California then went further with a program called SOMAH that funds solar for affordable housing and guarantees tenants get a big share of the benefit.
On top of that, a new state-approved community solar scheme, backed by federal funds, is opening the door for people without a suitable roof to subscribe to off-site solar and still get credits on their power bill.
Australia is inching along with pilot “solar gardens” and guidance for renters, but there is no simple nationwide system to share solar credits in apartments.
Canberra could copy California’s bill-credit rules tomorrow and finally make rooftop and community solar work for renters.
Another quiet area where the US is ahead is grid-friendly buildings.
California’s code already expects larger buildings to respond when the grid is under pressure, dimming lights a touch or shifting some loads for short periods, so blackouts are less likely and bills are lower.
And the US federal government is pushing a national playbook for “grid-interactive” buildings so owners get paid for being helpful to the grid, not punished with red tape.
We don’t require these simple, automatic controls in Australian apartments, even though retailers are rolling out tariffs that reward flexibility.
This is low-cost, high-impact policy that belongs in our code now.
Then there’s accountability for old towers.
In the US, major cities and states have set performance targets for existing buildings and backed them with data reporting and, if needed, fines.
New York’s Local Law 97 caps emissions from big buildings, including multifamily, and Washington State’s Clean Buildings law now covers many apartment blocks down to 20,000 square feet.
Those rules are forcing upgrades of tired hot-water plants, leaky common areas and clapped-out heating, ventilation, and air conditioning (HVAC).
Australia has made progress with ratings and new-build standards, and NSW lifted BASIX for new homes, but we still lack strong, simple performance rules for existing residential towers.
If we copied the US approach, benchmark every year, set clear limits, and give owners a runway, older Aussie apartments would finally get the upgrades residents have been begging for.
None of this is sci-fi.
California’s apartment hot water is rapidly moving to efficient electric heat-pump systems, sized with off-the-shelf guides and supported by utility programs.
Pair those with rooftop solar and batteries and you cut running costs and evening peaks at the same time.
We have the kit and the installers.
What we don’t have is the same clarity of rules and a national tool to split benefits fairly in strata.
That’s a policy failure, not a technology gap.
For viewers sick of government press releases and not much else, here’s the call-to-action.
Make solar and batteries standard on new apartment towers like California did.
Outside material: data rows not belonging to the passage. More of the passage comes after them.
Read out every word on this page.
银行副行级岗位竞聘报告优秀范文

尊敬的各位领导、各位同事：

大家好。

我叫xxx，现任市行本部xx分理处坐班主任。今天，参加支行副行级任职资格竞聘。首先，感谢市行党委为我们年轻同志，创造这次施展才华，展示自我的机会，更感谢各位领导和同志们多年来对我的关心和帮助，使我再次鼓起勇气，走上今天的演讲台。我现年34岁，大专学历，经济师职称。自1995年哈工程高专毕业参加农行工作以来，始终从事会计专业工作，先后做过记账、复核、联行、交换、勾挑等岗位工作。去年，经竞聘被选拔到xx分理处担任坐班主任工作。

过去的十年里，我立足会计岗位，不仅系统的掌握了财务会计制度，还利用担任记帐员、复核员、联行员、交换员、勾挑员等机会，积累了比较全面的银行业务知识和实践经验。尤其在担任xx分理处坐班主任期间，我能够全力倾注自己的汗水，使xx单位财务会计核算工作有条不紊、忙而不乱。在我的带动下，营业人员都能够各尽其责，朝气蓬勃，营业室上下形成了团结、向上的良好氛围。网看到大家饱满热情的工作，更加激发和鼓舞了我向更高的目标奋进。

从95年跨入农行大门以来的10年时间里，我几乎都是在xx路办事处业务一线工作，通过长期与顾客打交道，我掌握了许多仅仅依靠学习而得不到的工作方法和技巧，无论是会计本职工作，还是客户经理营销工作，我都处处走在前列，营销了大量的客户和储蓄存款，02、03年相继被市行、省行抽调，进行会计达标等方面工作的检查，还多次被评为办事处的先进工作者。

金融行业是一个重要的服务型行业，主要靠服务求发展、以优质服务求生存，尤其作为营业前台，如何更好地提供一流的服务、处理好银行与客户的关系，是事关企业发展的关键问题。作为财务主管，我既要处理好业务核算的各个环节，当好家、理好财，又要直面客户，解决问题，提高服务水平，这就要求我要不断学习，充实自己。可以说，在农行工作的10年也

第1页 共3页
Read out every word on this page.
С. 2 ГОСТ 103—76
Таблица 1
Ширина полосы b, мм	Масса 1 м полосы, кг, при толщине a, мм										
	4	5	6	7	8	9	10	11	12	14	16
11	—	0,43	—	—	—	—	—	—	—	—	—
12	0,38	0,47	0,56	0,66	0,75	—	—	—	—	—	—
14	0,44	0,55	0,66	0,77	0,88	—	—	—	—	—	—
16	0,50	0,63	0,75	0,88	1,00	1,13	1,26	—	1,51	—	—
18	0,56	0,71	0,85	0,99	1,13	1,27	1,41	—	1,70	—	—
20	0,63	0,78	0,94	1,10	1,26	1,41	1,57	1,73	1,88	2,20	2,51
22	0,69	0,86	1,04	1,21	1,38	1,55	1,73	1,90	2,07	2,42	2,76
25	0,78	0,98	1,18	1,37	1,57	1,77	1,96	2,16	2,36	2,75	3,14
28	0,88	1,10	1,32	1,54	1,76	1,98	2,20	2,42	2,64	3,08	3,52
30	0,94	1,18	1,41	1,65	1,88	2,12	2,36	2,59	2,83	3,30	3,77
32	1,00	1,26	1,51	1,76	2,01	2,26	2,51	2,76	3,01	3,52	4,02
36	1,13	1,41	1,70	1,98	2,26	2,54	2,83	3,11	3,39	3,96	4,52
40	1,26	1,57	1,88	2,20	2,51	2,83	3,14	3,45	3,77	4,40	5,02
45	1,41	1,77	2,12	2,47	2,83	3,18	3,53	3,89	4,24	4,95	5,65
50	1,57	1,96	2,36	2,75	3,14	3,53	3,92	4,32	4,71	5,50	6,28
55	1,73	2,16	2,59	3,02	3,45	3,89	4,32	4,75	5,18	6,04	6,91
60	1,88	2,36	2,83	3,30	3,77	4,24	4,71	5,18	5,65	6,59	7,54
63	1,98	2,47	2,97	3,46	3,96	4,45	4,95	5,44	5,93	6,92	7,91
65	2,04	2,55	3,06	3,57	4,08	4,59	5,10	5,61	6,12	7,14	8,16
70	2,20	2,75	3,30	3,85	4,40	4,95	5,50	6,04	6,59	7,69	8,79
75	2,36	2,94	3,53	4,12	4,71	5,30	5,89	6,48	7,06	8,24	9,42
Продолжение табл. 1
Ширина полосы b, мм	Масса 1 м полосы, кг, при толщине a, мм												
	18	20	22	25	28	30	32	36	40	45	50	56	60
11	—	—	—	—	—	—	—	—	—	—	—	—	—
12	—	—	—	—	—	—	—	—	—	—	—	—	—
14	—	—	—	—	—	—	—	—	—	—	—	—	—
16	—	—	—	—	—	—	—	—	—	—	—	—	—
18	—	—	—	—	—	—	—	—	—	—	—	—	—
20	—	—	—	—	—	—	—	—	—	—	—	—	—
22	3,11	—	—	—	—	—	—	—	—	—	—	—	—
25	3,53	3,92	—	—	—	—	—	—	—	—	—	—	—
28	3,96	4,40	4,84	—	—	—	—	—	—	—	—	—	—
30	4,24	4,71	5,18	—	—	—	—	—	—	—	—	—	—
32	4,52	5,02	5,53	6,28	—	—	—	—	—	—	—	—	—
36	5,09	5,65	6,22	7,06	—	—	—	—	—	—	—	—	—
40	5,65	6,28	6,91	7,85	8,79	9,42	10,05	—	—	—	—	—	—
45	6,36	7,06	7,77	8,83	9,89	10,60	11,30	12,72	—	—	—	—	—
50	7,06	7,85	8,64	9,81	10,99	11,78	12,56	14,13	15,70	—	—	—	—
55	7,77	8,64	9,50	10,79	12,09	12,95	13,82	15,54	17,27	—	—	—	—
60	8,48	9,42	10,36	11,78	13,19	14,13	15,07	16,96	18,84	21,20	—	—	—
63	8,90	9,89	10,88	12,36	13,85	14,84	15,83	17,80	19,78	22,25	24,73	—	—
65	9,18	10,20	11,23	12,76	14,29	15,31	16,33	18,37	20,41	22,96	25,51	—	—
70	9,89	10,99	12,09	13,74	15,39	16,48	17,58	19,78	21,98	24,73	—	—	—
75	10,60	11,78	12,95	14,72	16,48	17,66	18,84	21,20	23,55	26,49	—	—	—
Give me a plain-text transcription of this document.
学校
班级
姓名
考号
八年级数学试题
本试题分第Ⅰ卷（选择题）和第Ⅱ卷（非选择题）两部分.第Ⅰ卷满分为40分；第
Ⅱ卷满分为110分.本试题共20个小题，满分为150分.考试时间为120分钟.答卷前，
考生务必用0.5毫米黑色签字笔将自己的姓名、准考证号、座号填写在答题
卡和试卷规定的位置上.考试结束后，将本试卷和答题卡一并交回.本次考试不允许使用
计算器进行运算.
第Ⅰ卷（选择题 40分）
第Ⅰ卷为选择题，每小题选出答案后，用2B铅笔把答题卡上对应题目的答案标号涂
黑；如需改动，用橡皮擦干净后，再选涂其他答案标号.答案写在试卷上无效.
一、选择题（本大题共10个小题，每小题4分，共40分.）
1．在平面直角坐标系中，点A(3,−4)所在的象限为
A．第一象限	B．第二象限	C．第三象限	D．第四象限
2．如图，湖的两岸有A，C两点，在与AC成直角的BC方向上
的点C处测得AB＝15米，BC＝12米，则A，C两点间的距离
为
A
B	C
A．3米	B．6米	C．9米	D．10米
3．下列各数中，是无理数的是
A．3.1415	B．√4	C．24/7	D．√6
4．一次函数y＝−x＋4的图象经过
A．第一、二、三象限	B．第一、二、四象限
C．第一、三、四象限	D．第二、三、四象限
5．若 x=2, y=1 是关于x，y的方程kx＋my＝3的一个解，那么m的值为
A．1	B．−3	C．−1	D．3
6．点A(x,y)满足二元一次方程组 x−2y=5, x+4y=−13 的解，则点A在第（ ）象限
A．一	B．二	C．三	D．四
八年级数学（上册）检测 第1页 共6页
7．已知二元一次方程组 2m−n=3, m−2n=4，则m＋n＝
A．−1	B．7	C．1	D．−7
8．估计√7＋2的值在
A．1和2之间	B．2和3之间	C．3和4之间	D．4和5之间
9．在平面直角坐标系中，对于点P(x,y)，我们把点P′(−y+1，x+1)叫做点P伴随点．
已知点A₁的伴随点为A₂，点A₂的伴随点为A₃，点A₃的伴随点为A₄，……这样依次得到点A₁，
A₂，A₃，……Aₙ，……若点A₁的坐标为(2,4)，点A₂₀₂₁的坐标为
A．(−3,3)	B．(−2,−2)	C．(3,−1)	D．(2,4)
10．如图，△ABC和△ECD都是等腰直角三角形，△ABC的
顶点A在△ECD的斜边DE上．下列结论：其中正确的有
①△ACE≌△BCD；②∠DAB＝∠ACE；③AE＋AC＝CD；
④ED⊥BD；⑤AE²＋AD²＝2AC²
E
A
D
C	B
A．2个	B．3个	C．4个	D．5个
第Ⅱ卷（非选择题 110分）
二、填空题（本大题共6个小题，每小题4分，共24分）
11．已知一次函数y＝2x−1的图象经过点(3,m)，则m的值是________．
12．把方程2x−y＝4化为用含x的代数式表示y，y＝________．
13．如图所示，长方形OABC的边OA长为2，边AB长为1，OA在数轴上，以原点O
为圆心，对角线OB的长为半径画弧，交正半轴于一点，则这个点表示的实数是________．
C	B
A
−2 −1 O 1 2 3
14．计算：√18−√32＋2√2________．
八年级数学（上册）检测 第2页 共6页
Require electric-ready wiring in every new unit so upgrades are cheap and quick.
Create a national, apartment-friendly bill-credit system so renters and owners share the savings from rooftop and community solar without legal gymnastics.
Add basic grid-friendly controls into the code so buildings can earn by helping the system on tough days.
And set firm energy or emissions targets for existing big buildings so upgrades actually happen.
Australia already lifted the construction standard to seven-star and added “Whole-of-Home”, which is good, but it’s not the finish line.
It’s the starting line. The rest is replicating and adjusting policies that work overseas.
If governments want quick, fair cost-of-living relief, this is it.
Stop writing strategy documents.
Copy the proven rules, clear the approvals backlog, and let builders deliver apartments that are cheaper to run from day one.
And ministers get results they can point to in months, not decades.
The technology is ready. The case studies are public.
Canberra’s only job is to lift the playbook.